Fascism desires the State to be strong and organic, based on broad foundations of popular support. The Fascist State lays claim to rule in the economic field no less than in others; it makes its action felt throughout the length and breadth of the country by means of its corporative, social, and educational institutions, and all the political, economic, and spiritual forces of the nation, organized in their res­pective associations, circulate within the State.  A State based on millions of individuals who recognize its authority, feel its action, and are ready to serve its ends is not the tyrannical state of a mediaeval lordling. It has nothing in common with the despotic States existing prior to or subsequent to 1789.

Far from crushing the individual, the Fascist State multiplies his energies, just as in a regiment a soldier is not diminished but multiplied by the number of his fellow soldiers. The Fascist State organizes the nation, but it leaves the individual adequate elbow room. It has curtailed useless or harmful liberties while preserving those which are essential. In such matters the individual cannot be the judge, but the State only. The Fascist

State  is not indifferent to religious phenomena in general nor does it maintain an attitude of indifference to Roman Catholicism, the special, positive religion of Italians. The State has not got a theology but it has a moral code. The Fascist State sees in religion one of the deepest of spiritual manifestations and for this reason it not only respects religion but defends and protects it. The Fascist State does not attempt, as did Robespierre at the height of the revolutionary delirium of the Convention, to set up a “god” of its own; nor does it vainly seek, as does Bolshevism, to efface God from the soul of man.

Fascism respects the God of ascetics, saints, and heroes, and it also respects God as conceived by the ingenuous and primitive heart of the people, the God to whom their prayers are raised.
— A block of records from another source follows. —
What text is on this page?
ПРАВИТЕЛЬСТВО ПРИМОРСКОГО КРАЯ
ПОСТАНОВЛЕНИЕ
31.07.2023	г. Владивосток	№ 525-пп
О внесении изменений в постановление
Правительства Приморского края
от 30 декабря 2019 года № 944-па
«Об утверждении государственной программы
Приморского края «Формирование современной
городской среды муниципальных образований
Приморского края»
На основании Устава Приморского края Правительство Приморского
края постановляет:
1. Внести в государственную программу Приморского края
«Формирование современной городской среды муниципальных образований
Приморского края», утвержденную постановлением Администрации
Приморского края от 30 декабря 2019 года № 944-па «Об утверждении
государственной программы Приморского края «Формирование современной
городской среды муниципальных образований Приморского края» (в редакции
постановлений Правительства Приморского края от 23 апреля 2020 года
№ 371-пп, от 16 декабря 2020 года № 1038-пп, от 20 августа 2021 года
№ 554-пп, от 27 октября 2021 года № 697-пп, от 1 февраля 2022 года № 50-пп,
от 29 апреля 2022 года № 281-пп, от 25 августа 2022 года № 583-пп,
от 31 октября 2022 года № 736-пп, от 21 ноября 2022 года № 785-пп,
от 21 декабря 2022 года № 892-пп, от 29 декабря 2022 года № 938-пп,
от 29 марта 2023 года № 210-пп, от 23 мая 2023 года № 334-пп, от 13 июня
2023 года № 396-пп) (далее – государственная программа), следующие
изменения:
The Fascist State expresses the will to exercise power and to command. Here the Roman tradition is embodied in a conception of strength. Imperial power, as understood by the Fascist doctrine, is not only territorial, or military, or commercial; it is also spiritual and ethical. An imperial nation, that is to say a nation a which directly or indirectly is a leader of others, can exist without the need of conquering a single square mile of territory. Fascism sees in the imperialistic spirit — i.e. in the tendency of nations to expand – a manifestation of their vitality. In the opposite tendency, which would limit their interests to the home country, it sees a symptom of decadence. Peoples who rise or rearise are imperialistic; renunciation is characteristic of dying peoples. The Fascist doctrine is that best suited to the tendencies and feelings of a people which, like the Italian, after lying fallow during centuries of foreign servitude, are now reasserting itself in the world.But imperialism implies discipline, the coordination of efforts, a deep sense of duty and a spirit of self-sacrifice. This explains many aspects of the practical activity of the regime, and the direction taken by many of the forces of the State, as also the severity which has to be exercised towards those who would oppose this spontaneous and inevitable movement of XXth century Italy by agitating outgrown ideologies of the XIXth century, ideologies rejected wherever great experiments in political and social transformations are being dared.Never before have the peoples thirsted for authority, direction, order, as they do now. If each age has its doctrine, then innumerable symptoms indicate that the doctrine of our age is the Fascist. That it is vital is shown by the fact that it has aroused a faith; that this faith has conquered souls is shown by the fact that Fascism can point to its fallen heroes and its martyrs.Fascism has now acquired throughout the world that universally which belongs to all doctrines which by achieving self-expression represent a moment in the history of human thought.